Through that program, she interned at the Boston Medical Center Autism Program. She helped kids with autism and their families during appointments. She even helped doctors change how they did exams to better suit the patients.
"Medicine can feel very systematic," she noted. "But working in that clinic showed me you can modify the experience to truly care for the whole person." It was a lightbulb moment, showing her how big-picture issues affect individual health.
She stuck with that internship for over a year, supported by the PKG Center. This long-term work helped her see how health systems can either make health differences worse or actually fix them. This systems-level thinking shaped all her global work.
Big Ideas, Real-World Impact
During her second year, Dasari got a PKG Fellowship. She used it to build an electronic health record system for a maternity ward in a rural Argentine hospital. This project came out of her work with the MIT Global Health Alliance, a student group that designs health solutions with the communities that need them.
Her work there even led her to co-found PuntoSalud. It's a social enterprise that uses an AI chatbot to give health info to people in rural Argentina. Dasari and her team got $5,000 and seed funding from the PKG IDEAS Social Innovation Incubator — MIT's only entrepreneurship program focused solely on social good.
Speaking at the UN really brought home a key lesson for her: good health innovation starts with strong relationships. "I’ve been able to meet people from so many different parts of the health-care pipeline," Dasari shared.
Her experiences also took her to rural Nepal with MIT D-Lab. She talked to people in communities to figure out what they needed for maternal and newborn health. These insights helped improve heating systems in birthing centers in really cold areas. That's a direct, tangible change.
Later, she went to India. She interviewed health care providers about how to lower the number of non-medical C-sections. Her goal was to create policy ideas that other health systems could use. Talk about thinking big.

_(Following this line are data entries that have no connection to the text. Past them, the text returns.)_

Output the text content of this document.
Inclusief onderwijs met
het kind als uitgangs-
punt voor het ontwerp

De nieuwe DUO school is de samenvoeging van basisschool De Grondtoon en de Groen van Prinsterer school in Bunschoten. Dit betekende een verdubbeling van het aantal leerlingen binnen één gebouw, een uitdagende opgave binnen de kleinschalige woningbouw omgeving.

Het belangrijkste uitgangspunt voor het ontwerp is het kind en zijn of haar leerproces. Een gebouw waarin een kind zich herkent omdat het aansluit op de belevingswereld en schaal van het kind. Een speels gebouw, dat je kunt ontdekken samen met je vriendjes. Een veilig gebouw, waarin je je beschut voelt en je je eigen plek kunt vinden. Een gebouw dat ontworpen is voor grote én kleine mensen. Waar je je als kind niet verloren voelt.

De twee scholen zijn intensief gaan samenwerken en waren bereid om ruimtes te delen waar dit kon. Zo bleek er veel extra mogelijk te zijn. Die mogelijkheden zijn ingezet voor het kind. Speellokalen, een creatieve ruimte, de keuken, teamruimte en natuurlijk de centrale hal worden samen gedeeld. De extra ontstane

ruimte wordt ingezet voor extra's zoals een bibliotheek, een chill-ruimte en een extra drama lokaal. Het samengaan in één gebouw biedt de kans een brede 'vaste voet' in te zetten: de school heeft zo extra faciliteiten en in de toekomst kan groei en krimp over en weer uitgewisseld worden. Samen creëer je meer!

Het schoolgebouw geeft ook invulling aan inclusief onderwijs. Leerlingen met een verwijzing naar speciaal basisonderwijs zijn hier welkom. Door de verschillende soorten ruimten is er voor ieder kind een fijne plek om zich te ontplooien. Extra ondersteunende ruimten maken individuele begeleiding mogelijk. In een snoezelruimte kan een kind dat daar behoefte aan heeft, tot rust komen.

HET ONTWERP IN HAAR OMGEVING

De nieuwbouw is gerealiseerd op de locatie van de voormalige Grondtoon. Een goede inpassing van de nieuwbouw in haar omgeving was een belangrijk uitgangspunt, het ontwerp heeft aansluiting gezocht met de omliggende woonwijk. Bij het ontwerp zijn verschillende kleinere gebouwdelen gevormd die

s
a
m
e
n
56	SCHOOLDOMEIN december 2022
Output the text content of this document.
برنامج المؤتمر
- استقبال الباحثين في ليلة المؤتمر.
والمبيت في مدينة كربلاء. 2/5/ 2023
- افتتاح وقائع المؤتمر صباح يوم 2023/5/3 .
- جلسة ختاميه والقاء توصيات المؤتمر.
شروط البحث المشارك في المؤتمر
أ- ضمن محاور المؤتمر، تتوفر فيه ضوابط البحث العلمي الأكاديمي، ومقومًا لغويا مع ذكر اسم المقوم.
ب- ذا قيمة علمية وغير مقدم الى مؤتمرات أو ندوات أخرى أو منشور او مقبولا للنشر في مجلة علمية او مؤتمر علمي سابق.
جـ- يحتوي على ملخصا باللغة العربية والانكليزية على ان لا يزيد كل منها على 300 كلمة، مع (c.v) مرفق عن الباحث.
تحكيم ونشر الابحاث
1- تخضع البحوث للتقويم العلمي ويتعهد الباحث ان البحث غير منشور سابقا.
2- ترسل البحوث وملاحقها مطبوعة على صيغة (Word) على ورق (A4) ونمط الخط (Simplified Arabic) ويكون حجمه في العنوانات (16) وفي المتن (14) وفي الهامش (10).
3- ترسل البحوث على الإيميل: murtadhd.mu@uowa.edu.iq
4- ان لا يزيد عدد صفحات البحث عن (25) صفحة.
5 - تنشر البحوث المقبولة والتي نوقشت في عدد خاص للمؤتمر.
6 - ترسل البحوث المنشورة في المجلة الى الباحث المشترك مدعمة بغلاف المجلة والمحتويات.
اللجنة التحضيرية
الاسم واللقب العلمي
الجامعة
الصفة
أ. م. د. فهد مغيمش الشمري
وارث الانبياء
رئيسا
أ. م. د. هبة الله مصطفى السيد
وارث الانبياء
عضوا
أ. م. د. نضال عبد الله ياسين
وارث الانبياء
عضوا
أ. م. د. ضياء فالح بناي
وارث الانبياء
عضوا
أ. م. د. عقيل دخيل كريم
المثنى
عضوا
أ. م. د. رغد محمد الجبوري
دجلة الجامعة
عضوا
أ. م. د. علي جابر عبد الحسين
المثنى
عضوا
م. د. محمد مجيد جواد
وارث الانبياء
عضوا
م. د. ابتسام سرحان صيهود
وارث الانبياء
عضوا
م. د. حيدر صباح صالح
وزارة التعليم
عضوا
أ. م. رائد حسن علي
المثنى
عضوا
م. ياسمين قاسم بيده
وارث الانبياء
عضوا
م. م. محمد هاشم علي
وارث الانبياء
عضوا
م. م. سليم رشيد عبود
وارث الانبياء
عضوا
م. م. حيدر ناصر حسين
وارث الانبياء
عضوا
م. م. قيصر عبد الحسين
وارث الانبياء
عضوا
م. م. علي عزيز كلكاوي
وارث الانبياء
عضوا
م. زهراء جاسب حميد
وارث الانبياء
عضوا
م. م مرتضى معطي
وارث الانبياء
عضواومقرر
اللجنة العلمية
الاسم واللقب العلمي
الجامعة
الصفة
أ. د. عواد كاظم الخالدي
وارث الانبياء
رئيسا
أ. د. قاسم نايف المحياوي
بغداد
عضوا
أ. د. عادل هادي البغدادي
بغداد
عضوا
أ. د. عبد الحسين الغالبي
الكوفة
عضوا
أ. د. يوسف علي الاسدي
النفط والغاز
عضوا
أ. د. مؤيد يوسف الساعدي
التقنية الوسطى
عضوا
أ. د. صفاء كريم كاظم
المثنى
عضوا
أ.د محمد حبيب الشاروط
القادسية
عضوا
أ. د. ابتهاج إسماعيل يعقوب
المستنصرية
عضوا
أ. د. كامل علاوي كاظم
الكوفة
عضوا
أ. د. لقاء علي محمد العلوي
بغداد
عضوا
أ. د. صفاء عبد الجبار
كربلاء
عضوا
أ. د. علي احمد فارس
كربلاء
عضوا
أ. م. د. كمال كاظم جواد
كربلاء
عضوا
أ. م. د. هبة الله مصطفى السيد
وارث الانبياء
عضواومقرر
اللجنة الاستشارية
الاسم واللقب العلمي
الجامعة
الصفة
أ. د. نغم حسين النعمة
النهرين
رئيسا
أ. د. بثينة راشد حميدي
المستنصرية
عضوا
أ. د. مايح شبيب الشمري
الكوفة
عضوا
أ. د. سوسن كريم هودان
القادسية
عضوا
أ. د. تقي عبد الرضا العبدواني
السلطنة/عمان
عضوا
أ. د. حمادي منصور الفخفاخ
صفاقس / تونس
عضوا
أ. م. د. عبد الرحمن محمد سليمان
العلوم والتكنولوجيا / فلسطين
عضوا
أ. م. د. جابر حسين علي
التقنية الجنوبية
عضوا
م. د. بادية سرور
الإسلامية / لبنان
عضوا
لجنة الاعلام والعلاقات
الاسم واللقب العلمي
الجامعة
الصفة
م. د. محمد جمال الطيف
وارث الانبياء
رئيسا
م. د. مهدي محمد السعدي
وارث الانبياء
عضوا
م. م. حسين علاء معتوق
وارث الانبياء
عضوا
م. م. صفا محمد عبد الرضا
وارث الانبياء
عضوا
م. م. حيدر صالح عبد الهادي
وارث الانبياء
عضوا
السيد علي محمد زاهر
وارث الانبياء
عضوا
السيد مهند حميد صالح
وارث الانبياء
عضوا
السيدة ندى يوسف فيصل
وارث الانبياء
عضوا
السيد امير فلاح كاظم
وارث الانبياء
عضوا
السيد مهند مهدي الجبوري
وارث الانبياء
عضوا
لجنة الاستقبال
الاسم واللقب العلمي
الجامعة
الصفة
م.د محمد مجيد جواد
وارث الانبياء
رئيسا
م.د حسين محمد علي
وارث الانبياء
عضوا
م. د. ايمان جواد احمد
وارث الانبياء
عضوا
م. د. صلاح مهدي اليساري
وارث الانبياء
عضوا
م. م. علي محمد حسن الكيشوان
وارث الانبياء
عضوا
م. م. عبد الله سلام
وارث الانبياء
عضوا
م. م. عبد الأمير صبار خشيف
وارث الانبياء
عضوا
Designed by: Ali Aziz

"I came in thinking I would practice medicine one-on-one," Dasari explained. "Now I want to increase my impact in the health care field. I see that as clinical medicine combined with public health, easing health differences for more people." She’s looking at the whole picture.
As she wraps up at MIT, Dasari is heading into a year of clinical research, bringing her system-wide view to science and health care. "The path I’ve taken in health care as an undergrad student has given me both a sense of purpose and fulfillment," she said. "It’s shown me that meaningful impact can begin long before medical school." That's a pretty powerful takeaway for anyone wondering how to make a difference.